Viterbo – Giuseppe Fioroni

Viterbo – Beni culturali, per i laureati si apre qualche spiraglio. Dall’incontro di sabato con il ministro Valeria Fedeli, qualche buona notizia per un corso che è stato il primo attivato in Italia ma che all’atto pratico ha mostrato i suoi limiti.

“È stato sottoscritto un accordo fra Miur e Beni culturali – spiega Giuseppe Fioroni (Pd) – per un mansionario che specifica qualifiche, fabbisogno, posti, con tanto di contenuti che devono avere quelli che intendono lavorare nel settore”.

Un primo passo. “Che una volta compiuto – continua Fioroni – mette nelle condizioni la facoltà di vedere se il corso proposto ha un riscontro, o se al contrario manchi qualcosa.
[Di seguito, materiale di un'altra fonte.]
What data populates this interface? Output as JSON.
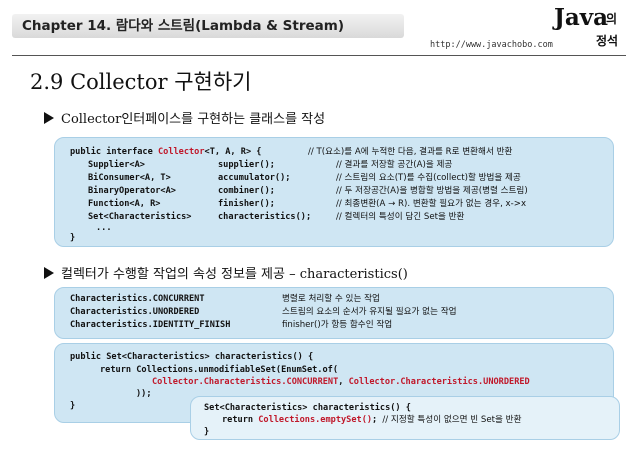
{
  "header": {
    "chapter": "Chapter 14. 람다와 스트림(Lambda & Stream)",
    "logo_java": "Java",
    "logo_ko1": "의",
    "logo_ko2": "정석",
    "url": "http://www.javachobo.com"
  },
  "title": "2.9  Collector 구현하기",
  "bullets": [
    "Collector인터페이스를 구현하는 클래스를 작성",
    "컬렉터가 수행할 작업의 속성 정보를 제공 – characteristics()"
  ],
  "interface_code": {
    "decl_pre": "public interface ",
    "decl_red": "Collector",
    "decl_post": "<T, A, R> {",
    "decl_comment": "// T(요소)를 A에 누적한 다음, 결과를 R로 변환해서 반환",
    "members": [
      {
        "type": "Supplier<A>",
        "name": "supplier();",
        "comment": "// 결과를 저장할 공간(A)을 제공"
      },
      {
        "type": "BiConsumer<A, T>",
        "name": "accumulator();",
        "comment": "// 스트림의 요소(T)를 수집(collect)할 방법을 제공"
      },
      {
        "type": "BinaryOperator<A>",
        "name": "combiner();",
        "comment": "// 두 저장공간(A)을 병합할 방법을 제공(병렬 스트림)"
      },
      {
        "type": "Function<A, R>",
        "name": "finisher();",
        "comment": "// 최종변환(A → R). 변환할 필요가 없는 경우, x->x"
      },
      {
        "type": "Set<Characteristics>",
        "name": "characteristics();",
        "comment": "// 컬렉터의 특성이 담긴 Set을 반환"
      }
    ],
    "ellipsis": "...",
    "close": "}"
  },
  "constants": [
    {
      "name": "Characteristics.CONCURRENT",
      "desc": "병렬로 처리할 수 있는 작업"
    },
    {
      "name": "Characteristics.UNORDERED",
      "desc": "스트림의 요소의 순서가 유지될 필요가 없는 작업"
    },
    {
      "name": "Characteristics.IDENTITY_FINISH",
      "desc": "finisher()가 항등 함수인 작업"
    }
  ],
  "method_code": {
    "l1": "public Set<Characteristics> characteristics() {",
    "l2": "return Collections.unmodifiableSet(EnumSet.of(",
    "l3a": "Collector.Characteristics.CONCURRENT",
    "l3sep": ", ",
    "l3b": "Collector.Characteristics.UNORDERED",
    "l4": "));",
    "l5": "}"
  },
  "empty_code": {
    "l1": "Set<Characteristics> characteristics() {",
    "l2a": "return ",
    "l2red": "Collections.emptySet()",
    "l2b": "; ",
    "l2comment": "// 지정할 특성이 없으면 빈 Set을 반환",
    "l3": "}"
  }
}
Individuando in tal caso, master o percorsi professionalizzanti rapidi”. Il ministero non aveva mai scritto quale fosse il fabbisogno.

“Invece da oggi avverrà, un po’ come già accade per la Sanità, quando si mette in evidenza quali medici e specialità occorrono. Entro dicembre sarà predisposto, consentendo ai corsi d’uniformarsi e garantire un futuro. È la prima volta che si stipula un simile protocollo”.

Ma la ministra non è venuta ospite di Fioroni e della Festa democratica soltanto per una, seppur lieta, novella.

“È stato finanziato il Pronat – continua Fioroni – il Cipe lo scorso 7 agosto ha stanziato quattro milioni e 700mila euro per un progetto che vede l’Università della Tuscia fra i partner. Adesso è arrivata la seconda parte dei fonti, altri sei milioni”.

Il progetto di ricerca è ambizioso. Individuare molecole naturali che possano avere applicazioni curative. Dando vita in questo modo a una banca dati di tante molecole, quante sono le rispettive applicazioni.

“Un qualcosa che interessa molto da vicino anche le realtà produttive agricole – continua Fioroni – le associazioni di categoria che su questo campo possono impegnarsi”.

Perché se, ad esempio, dal bergamotto si possono estrarre cinque molecole, ci si può attivare per produrlo. Ma è solo il primo passo. Il successivo è coinvolgere aziende specializzate in prodotti naturali, affinché la lavorazione avvenga in loco.

“Investire per un insediamento sul nostro territorio e favorire l’occupazione. Gia le prime duecento molecole sono state individuate. È un qualcosa di significativo”.

Un altro progetto riguarda le pari opportunità, realizzato attraverso una rete di scuole con il Miur. Per l’educazione e la formazione al rispetto della donna, le diversità di genere e l’immigrazione.

Iniziativa che occuperà per un mese la pensilina in piazza Martiri d’Ungheria.

“Un altro, invece, riguarda il Distretto dell’Etruria Meridionale – dice ancora Fioroni – come avevamo già annunciato, per favorire la conoscenza della storia degli Etruschi, era stato ideato un fumetto, con protagonista la principessa Ati.

Adesso lo realizziamo e sarà distribuito in tutte le scuole del Lazio”.